Balance Billing
When a healthcare provider bills a patient for the difference between their charge and the insurer's allowed amount.
What is Balance Billing?
Balance billing occurs when an out-of-network healthcare provider charges a patient the difference between the provider's full billed rate and the amount the patient's insurer is willing to pay (the allowed amount). For example, if a physician charges $2,000 for a service but the insurer's allowed amount is $1,200, the provider may bill the patient the $800 balance — in addition to any cost-sharing obligations (deductible or coinsurance) based on the allowed amount. Balance billing has been a major source of surprise medical bills, particularly when patients received out-of-network care unknowingly — such as from an anesthesiologist at an in-network hospital.

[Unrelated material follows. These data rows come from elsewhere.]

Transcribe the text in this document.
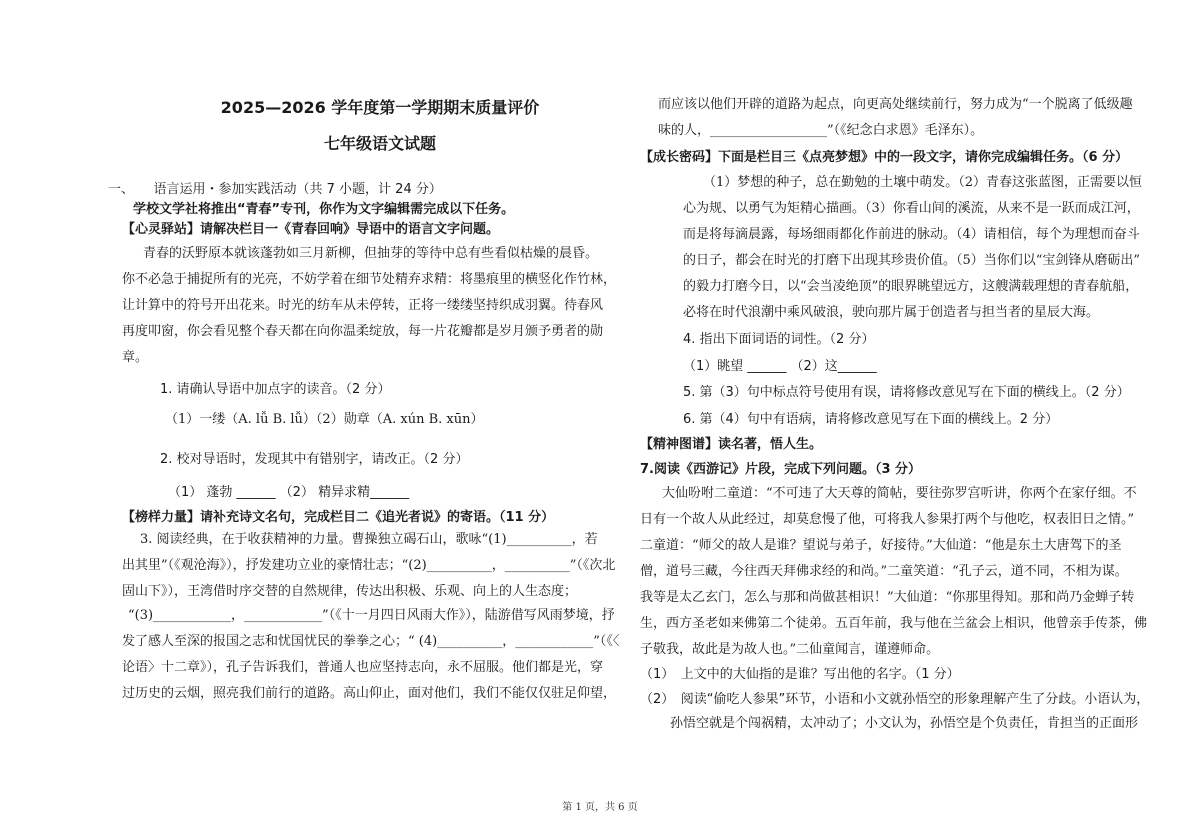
2025—2026 学年度第一学期期末质量评价
七年级语文试题
一、　　语言运用・参加实践活动（共 7 小题，计 24 分）
学校文学社将推出“青春”专刊，你作为文字编辑需完成以下任务。
【心灵驿站】请解决栏目一《青春回响》导语中的语言文字问题。
青春的沃野原本就该蓬勃如三月新柳，但抽芽的等待中总有些看似枯燥的晨昏。
你不必急于捕捉所有的光亮，不妨学着在细节处精弃求精：将墨痕里的横竖化作竹林，
让计算中的符号开出花来。时光的纺车从未停转，正将一缕缕坚持织成羽翼。待春风
再度叩窗，你会看见整个春天都在向你温柔绽放，每一片花瓣都是岁月颁予勇者的勋
章。
1. 请确认导语中加点字的读音。（2 分）
（1）一缕（A. lǚ B. lǚ）（2）勋章（A. xún B. xūn）
2. 校对导语时，发现其中有错别字，请改正。（2 分）
（1） 蓬勃 ______ （2） 精异求精______
【榜样力量】请补充诗文名句，完成栏目二《追光者说》的寄语。（11 分）
3. 阅读经典，在于收获精神的力量。曹操独立碣石山，歌咏“(1)__________，若
出其里”（《观沧海》），抒发建功立业的豪情壮志；“(2)__________，__________”（《次北
固山下》），王湾借时序交替的自然规律，传达出积极、乐观、向上的人生态度；
“(3)____________，____________”（《十一月四日风雨大作》），陆游借写风雨梦境，抒
发了感人至深的报国之志和忧国忧民的拳拳之心；“ (4)__________，____________”（《〈
论语〉十二章》），孔子告诉我们，普通人也应坚持志向，永不屈服。他们都是光，穿
过历史的云烟，照亮我们前行的道路。高山仰止，面对他们，我们不能仅仅驻足仰望，
而应该以他们开辟的道路为起点，向更高处继续前行，努力成为“一个脱离了低级趣
味的人，__________________”（《纪念白求恩》毛泽东）。
【成长密码】下面是栏目三《点亮梦想》中的一段文字，请你完成编辑任务。（6 分）
（1）梦想的种子，总在勤勉的土壤中萌发。（2）青春这张蓝图，正需要以恒
心为规、以勇气为矩精心描画。（3）你看山间的溪流，从来不是一跃而成江河，
而是将每滴晨露，每场细雨都化作前进的脉动。（4）请相信，每个为理想而奋斗
的日子，都会在时光的打磨下出现其珍贵价值。（5）当你们以“宝剑锋从磨砺出”
的毅力打磨今日，以“会当凌绝顶”的眼界眺望远方，这艘满载理想的青春航船，
必将在时代浪潮中乘风破浪，驶向那片属于创造者与担当者的星辰大海。
4. 指出下面词语的词性。（2 分）
（1）眺望 ______ （2）这______
5. 第（3）句中标点符号使用有误，请将修改意见写在下面的横线上。（2 分）
6. 第（4）句中有语病，请将修改意见写在下面的横线上。2 分）
【精神图谱】读名著，悟人生。
7.阅读《西游记》片段，完成下列问题。（3 分）
大仙吩咐二童道：“不可违了大天尊的简帖，要往弥罗宫听讲，你两个在家仔细。不
日有一个故人从此经过，却莫怠慢了他，可将我人参果打两个与他吃，权表旧日之情。”
二童道：“师父的故人是谁？望说与弟子，好接待。”大仙道：“他是东土大唐驾下的圣
僧，道号三藏，今往西天拜佛求经的和尚。”二童笑道：“孔子云，道不同，不相为谋。
我等是太乙玄门，怎么与那和尚做甚相识！”大仙道：“你那里得知。那和尚乃金蝉子转
生，西方圣老如来佛第二个徒弟。五百年前，我与他在兰盆会上相识，他曾亲手传茶，佛
子敬我，故此是为故人也。”二仙童闻言，谨遵师命。
（1）　上文中的大仙指的是谁？写出他的名字。（1 分）
（2）　阅读“偷吃人参果”环节，小语和小文就孙悟空的形象理解产生了分歧。小语认为，
孙悟空就是个闯祸精，太冲动了；小文认为，孙悟空是个负责任，肯担当的正面形
第 1 页，共 6 页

The federal No Surprises Act (effective January 1, 2022) bans balance billing in most emergency situations and for certain non-emergency care at in-network facilities, limiting out-of-pocket costs to in-network cost-sharing levels.
Example
A patient has emergency surgery at an in-network hospital. Their surgeon is in-network, but the anesthesiologist is not. Before the No Surprises Act, the anesthesiologist could send a balance bill for the difference between their charge and the insurer's payment. Since January 2022, the patient's out-of-pocket cost for this provider is capped at the in-network cost-sharing amount.